風力発電を倍増させるポーランド、老朽化した電力系統を日本の技術が支えるスマートシティ

ポーランドは2020年までに再生可能エネルギーの比率を15%まで高める目標を掲げて、風力発電を倍増させる計画を進めている。日本でも課題になっている送配電ネットワークが不安定になる問題を解決するために、日立製作所など4社が現地の企業と共同で実証事業に取り組む。

» 2015年02月25日 11時00分 公開
[石田雅也,スマートジャパン]

 日本の誇る電力系統(送配電ネットワーク)の安定化技術が、ポーランドの再生可能エネルギーの導入に貢献する。日立グループが中心になって、蓄電システムを使ったスマートグリッドの実証事業をポーランドの北部で実施する計画だ。

 蓄電システムには鉛電池とリチウムイオン電池の2種類を組み合わせたハイブリッド型を採用して、風力発電による出力変動に対応できるようにする。日立製作所が開発した「SPS(Special Protection Scheme)」と呼ぶ電力系統の安定化技術を導入する点が特徴で、電力系統に事故が発生した場合でも自動的に発電設備の出力を抑制して安定稼働を続ける仕組みだ(図1)。

図1 ポーランドにおけるスマートグリッド実証事業の実施イメージ。出典:NEDOほか

 日立製作所を中心とする日本企業4社が事前調査を11月まで実施したうえで、2016年から3年間にわたって実証事業に取り組む。ポーランド政府の支援を受けて現地の企業も参画することになっている。

 ポーランドの北部は風況に恵まれていて、年間の平均風速は6メートル/秒を超える(図2)。EU(欧州連合)に加盟するポーランドは再生可能エネルギーの比率を2020年に15%まで高めてCO2排出量の削減を図る計画で、特に風力発電の導入に力を入れている。2013年に3400MW(メガワット)だった風力発電の導入量を2020年にほぼ倍増の6600MWへ拡大させる目標を掲げている。
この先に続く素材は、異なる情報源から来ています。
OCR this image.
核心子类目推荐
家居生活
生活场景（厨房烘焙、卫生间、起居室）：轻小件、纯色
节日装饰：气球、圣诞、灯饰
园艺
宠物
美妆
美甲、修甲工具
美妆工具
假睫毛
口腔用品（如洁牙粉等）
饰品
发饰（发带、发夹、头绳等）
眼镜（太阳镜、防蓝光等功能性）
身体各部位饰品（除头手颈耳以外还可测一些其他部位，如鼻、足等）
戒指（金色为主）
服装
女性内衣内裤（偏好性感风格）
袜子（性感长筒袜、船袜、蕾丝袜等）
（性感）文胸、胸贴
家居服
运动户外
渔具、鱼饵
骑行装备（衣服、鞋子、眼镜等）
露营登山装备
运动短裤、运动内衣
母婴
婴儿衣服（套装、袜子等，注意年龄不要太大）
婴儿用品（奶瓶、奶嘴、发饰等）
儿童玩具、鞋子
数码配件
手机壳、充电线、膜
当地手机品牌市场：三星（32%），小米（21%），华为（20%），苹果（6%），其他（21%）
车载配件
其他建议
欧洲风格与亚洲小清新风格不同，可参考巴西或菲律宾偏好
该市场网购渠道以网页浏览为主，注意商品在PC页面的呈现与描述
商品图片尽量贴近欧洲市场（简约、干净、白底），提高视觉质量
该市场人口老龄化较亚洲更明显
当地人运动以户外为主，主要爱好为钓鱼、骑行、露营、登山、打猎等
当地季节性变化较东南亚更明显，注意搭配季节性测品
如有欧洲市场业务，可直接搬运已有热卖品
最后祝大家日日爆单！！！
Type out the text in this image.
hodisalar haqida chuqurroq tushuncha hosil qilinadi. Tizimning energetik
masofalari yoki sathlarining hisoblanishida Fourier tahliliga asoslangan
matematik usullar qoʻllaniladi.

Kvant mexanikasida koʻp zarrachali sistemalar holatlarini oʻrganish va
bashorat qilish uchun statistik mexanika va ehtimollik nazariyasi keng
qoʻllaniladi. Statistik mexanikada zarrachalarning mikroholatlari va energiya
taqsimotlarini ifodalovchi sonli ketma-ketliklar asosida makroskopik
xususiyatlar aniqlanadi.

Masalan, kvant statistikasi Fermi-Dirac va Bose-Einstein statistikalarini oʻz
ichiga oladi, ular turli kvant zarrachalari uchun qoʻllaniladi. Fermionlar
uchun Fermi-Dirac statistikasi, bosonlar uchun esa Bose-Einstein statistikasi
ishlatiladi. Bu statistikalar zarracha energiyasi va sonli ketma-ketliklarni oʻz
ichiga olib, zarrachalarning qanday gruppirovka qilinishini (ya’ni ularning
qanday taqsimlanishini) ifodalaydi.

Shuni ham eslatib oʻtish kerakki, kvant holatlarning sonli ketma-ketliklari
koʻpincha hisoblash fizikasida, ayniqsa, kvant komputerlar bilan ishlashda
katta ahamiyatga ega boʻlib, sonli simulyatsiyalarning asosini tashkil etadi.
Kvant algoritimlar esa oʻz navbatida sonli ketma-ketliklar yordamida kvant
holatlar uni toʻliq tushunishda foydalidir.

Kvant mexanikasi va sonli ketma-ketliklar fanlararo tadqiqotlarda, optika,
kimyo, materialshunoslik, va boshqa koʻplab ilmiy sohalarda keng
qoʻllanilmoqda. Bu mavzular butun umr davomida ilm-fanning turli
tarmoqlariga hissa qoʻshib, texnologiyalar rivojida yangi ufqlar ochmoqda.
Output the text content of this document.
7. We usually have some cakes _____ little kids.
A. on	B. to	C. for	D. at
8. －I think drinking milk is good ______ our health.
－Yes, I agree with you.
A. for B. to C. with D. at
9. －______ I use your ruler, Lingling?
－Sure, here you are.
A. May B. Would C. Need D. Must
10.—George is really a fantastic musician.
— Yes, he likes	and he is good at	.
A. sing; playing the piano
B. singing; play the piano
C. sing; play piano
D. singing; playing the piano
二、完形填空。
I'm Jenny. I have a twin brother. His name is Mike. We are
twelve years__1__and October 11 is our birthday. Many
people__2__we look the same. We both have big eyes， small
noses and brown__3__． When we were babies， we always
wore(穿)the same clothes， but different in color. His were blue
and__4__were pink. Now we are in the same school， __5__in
図2 ヨーロッパの風況(ポーランドはほぼ中央)。出典:NEDO(EEAの資料をもとに作成)

 日本企業はポーランドで風力発電の開発にも協力してきた。J-Power(電源開発)と三井物産が2008年に「ザヤツコボ(Zajaczkowo)風力発電所」をポーランドの北部で運転開始している(図3)。24基の大型風車で48MWの発電能力があり、年間の発電量は1億kWhに達する。

図3 「ザヤツコボ風力発電所」の所在地と全景。出典:J-Power、三井物産

 ただしポーランドの電力系統は半分以上の設備が40年以上も前に建設されたために、天候によって出力が変動する風力発電の増加に伴って安定稼働が課題になっている。実証事業を通じて日本の安定化技術の有効性を検証して、ポーランド国内の電力系統の更新・増強につなげる狙いだ。

 同様の課題は日本にもある。北海道や東北、九州の離島などで蓄電池を使った系統安定化の実証プロジェクトが始まっている。日本の風力発電の導入量は2013年度末の時点で2710MWにとどまり、ポーランドと比べて2割ほど少ない。今後も急増が見込まれるポーランドの風力発電を対象にした系統安定化技術の実証結果は日本でも生かせる可能性がある。